Deployer constraint Use direct federation Use broker (fallback)
New deployment, no existing identity tier ✅ default
Simpler topology preferred
Per-IdP provenance required (finance, healthcare, regulated) ✅ required ❌ insufficient
Existing gateway already does OIDC for many services ✅ avoids duplication
Complex internal claim-normalization logic ✅ keep out of ZeroID
Air-gapped / egress-restricted ZeroID ✅ broker does the IdP call

New deployments should default to direct federation unless one of the broker-justifying constraints applies.

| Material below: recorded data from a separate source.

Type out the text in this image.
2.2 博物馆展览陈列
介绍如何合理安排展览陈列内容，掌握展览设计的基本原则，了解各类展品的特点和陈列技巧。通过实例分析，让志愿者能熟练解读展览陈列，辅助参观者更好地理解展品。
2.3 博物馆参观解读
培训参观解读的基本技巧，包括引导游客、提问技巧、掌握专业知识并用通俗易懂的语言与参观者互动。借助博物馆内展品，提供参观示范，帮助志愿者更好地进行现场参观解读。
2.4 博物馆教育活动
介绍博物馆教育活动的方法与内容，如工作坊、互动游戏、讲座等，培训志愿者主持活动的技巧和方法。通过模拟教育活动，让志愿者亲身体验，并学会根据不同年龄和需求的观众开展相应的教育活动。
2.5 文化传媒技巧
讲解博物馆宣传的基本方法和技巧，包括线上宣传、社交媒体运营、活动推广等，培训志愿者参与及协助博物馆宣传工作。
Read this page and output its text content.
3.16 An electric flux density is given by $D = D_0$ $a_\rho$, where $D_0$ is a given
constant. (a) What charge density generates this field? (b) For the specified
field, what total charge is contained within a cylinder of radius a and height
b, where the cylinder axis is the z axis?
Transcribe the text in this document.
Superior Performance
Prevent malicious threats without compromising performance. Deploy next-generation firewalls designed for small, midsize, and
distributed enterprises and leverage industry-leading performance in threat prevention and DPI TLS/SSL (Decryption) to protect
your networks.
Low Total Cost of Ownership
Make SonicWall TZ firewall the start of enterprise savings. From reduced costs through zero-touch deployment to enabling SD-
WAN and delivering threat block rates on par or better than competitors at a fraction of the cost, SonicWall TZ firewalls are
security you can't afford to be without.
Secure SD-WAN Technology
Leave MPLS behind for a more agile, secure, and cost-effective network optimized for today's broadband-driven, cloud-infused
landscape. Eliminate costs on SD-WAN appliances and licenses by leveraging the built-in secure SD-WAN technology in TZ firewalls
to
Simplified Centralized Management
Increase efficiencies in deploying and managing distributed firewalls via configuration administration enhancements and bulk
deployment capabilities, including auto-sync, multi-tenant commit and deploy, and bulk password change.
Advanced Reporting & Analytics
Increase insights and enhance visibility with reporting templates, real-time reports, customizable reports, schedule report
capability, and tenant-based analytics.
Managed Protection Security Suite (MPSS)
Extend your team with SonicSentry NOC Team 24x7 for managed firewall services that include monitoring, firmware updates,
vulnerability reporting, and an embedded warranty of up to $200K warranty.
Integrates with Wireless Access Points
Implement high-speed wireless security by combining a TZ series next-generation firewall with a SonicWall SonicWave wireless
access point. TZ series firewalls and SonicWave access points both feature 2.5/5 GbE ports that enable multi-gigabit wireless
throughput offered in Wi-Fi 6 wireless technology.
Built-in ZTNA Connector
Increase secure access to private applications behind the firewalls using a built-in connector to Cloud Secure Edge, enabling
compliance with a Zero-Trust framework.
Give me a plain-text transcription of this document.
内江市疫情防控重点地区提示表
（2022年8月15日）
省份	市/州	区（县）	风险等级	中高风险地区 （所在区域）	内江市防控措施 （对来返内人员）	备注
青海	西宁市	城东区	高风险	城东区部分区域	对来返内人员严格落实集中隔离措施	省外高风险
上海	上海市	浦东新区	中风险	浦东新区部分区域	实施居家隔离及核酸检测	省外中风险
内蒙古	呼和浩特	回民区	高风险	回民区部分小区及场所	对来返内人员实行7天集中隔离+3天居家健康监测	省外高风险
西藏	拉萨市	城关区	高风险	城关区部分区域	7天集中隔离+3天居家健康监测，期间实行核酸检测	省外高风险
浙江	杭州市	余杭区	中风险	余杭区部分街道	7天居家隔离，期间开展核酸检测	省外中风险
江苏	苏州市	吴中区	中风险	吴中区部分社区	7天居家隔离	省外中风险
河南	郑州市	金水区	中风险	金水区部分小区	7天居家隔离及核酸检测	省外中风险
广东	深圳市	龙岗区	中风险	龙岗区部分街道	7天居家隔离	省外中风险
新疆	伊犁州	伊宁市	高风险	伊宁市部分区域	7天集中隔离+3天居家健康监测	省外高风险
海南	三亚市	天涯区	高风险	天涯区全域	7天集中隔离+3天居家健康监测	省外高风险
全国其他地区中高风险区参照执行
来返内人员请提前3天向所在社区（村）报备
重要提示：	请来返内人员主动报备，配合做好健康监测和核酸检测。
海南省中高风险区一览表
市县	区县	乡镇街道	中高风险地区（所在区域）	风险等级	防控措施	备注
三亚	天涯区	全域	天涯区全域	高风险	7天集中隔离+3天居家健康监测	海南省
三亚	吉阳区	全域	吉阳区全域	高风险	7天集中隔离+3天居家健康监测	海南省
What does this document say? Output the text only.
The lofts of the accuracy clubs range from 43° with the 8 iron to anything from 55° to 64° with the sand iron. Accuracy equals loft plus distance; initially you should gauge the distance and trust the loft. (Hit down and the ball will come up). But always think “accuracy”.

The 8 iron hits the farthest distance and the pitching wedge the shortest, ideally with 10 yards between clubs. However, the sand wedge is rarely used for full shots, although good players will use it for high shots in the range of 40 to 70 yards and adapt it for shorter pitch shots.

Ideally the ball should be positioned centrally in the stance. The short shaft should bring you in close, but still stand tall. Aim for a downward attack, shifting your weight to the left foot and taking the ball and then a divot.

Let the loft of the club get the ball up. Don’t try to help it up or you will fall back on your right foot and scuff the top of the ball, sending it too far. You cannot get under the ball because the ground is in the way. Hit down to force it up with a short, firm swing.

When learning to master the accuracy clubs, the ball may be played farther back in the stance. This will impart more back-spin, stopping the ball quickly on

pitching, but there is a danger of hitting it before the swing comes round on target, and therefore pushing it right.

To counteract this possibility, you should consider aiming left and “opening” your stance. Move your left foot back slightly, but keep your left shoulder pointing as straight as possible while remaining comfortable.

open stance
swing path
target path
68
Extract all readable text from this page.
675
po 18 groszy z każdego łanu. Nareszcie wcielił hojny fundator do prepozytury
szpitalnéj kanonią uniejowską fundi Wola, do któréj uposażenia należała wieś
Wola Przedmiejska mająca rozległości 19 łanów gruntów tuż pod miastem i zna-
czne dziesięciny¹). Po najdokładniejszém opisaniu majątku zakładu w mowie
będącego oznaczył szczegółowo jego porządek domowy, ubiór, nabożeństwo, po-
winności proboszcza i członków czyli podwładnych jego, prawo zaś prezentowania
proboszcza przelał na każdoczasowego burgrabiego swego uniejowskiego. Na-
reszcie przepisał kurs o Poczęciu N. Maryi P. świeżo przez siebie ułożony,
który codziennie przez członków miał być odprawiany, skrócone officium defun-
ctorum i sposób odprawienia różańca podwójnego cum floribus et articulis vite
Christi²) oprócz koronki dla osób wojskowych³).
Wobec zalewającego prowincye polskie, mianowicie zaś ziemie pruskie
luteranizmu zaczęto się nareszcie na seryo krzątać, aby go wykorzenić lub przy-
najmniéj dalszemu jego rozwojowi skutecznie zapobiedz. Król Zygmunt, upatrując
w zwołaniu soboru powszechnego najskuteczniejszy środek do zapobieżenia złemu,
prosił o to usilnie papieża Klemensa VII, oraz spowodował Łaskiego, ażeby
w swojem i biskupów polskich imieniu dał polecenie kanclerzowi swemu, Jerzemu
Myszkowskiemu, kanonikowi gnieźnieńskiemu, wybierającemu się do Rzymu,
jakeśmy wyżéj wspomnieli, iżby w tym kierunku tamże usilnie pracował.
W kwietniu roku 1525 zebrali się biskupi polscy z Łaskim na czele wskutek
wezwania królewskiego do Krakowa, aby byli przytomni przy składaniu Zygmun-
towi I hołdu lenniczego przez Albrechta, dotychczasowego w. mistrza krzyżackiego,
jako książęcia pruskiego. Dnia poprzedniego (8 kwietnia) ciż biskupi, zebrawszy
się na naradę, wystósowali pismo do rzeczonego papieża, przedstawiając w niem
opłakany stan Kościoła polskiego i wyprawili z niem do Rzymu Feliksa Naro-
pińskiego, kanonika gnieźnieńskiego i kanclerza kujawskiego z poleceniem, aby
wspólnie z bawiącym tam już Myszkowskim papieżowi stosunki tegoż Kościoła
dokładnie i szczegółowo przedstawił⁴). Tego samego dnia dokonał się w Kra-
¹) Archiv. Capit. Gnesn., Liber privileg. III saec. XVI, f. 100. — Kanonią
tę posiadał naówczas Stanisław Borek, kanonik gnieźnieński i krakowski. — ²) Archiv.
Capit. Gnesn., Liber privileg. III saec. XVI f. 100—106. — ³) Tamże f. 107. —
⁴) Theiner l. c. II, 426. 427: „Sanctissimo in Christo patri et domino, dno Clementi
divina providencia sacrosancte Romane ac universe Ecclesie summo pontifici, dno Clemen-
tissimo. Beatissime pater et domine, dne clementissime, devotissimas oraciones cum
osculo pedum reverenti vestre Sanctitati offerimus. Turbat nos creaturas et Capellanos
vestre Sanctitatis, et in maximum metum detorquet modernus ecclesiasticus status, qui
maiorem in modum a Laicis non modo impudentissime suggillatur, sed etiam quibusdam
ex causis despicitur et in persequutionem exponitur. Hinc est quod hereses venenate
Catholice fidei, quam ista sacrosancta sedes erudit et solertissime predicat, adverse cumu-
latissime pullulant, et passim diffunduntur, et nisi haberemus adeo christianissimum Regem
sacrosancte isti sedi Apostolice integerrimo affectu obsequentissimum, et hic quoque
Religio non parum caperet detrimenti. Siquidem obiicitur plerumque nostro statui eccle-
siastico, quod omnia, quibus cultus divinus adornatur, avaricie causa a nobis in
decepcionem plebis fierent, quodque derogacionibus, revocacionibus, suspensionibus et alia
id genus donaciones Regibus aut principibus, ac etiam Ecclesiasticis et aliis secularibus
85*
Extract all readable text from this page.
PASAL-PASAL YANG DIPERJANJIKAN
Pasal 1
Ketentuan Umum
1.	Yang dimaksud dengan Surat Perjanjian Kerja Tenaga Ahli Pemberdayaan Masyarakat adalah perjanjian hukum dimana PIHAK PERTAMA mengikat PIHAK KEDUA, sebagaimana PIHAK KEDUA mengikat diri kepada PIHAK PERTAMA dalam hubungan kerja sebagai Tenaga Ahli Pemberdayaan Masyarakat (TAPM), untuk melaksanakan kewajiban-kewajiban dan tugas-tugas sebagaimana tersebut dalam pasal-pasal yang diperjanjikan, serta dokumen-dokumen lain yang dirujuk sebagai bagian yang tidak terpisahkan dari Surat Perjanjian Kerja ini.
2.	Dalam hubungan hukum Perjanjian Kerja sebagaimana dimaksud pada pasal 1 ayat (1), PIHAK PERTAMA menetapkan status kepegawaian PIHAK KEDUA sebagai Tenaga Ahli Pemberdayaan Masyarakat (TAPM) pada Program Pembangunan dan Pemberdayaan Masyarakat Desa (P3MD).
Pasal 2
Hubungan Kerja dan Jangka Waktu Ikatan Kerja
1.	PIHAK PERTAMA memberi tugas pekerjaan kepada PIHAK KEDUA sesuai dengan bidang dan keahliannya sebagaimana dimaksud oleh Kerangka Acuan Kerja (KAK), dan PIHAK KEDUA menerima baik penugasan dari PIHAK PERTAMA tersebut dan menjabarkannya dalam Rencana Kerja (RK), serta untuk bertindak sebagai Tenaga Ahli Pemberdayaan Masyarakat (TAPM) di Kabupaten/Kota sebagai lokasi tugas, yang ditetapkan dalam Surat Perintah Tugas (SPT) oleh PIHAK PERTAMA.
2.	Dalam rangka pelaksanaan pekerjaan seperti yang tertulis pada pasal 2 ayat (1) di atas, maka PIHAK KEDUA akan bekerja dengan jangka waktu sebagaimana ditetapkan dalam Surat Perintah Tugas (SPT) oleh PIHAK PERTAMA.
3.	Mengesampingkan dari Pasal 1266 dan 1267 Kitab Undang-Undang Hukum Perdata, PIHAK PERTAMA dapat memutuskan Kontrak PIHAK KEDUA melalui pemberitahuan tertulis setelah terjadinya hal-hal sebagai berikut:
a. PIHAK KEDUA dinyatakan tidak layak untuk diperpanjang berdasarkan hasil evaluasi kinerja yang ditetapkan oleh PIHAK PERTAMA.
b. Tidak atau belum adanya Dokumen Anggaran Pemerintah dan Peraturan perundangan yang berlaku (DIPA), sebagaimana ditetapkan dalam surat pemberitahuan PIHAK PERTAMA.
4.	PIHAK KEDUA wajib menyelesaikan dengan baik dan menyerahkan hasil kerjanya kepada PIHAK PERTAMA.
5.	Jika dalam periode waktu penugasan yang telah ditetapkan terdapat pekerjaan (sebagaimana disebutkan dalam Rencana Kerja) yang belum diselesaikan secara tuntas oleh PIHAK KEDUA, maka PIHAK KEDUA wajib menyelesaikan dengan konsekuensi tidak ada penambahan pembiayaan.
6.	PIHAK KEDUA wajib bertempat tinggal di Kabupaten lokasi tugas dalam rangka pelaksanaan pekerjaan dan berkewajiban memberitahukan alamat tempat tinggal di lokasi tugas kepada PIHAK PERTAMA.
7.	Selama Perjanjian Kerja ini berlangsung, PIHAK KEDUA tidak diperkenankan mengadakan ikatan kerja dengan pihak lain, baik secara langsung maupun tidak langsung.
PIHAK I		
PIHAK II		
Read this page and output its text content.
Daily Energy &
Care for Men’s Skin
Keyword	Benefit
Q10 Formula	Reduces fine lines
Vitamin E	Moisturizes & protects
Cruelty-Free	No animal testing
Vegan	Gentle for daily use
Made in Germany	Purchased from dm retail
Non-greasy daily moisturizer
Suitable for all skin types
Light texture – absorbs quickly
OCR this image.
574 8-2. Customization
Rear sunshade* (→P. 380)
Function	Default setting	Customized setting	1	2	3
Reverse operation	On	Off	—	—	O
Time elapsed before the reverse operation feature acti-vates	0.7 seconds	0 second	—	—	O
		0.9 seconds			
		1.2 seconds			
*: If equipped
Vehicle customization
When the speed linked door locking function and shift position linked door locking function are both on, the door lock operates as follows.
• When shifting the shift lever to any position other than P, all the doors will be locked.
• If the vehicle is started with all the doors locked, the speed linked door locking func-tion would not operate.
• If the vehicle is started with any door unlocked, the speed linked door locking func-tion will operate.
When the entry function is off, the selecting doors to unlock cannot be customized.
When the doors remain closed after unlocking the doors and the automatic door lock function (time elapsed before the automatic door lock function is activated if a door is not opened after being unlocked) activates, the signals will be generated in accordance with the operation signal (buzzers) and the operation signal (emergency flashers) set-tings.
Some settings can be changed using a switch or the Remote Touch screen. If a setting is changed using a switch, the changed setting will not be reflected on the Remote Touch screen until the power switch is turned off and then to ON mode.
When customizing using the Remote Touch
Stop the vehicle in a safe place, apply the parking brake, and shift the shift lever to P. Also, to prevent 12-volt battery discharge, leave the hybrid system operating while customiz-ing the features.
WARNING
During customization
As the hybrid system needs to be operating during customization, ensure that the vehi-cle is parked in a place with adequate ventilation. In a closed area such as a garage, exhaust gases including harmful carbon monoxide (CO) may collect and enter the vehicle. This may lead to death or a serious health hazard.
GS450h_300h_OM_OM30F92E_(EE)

Non-goals and honest limits

  • Not a replacement for the broker path. The broker remains for the narrow operational cases above.
  • The v1 claim-mapping language is deliberately minimal. Single-level selectors only. Expression languages only if there's a real need.
  • OIDF is not in scope here. Larger piece of work for open cross-org trust.

References

  • RFC 8693: OAuth 2.0 Token Exchange, defines id_token as a valid subject_token_type.
  • RFC 9068: JWT Profile for OAuth Access Tokens.
  • NIST SP 800-63C: Federation & assertions.
  • CoSAI Agentic IAM: agentic provenance requirements.
  • Existing code: internal/service/oauth.go:ExternalPrincipalExchange.
  • Existing code: pkg/authjwt/verifier.go (JWKS fetch + verify logic to reuse).
  • Docs: docs/identity-model.md → "How ZeroID composes claims from upstream IdPs".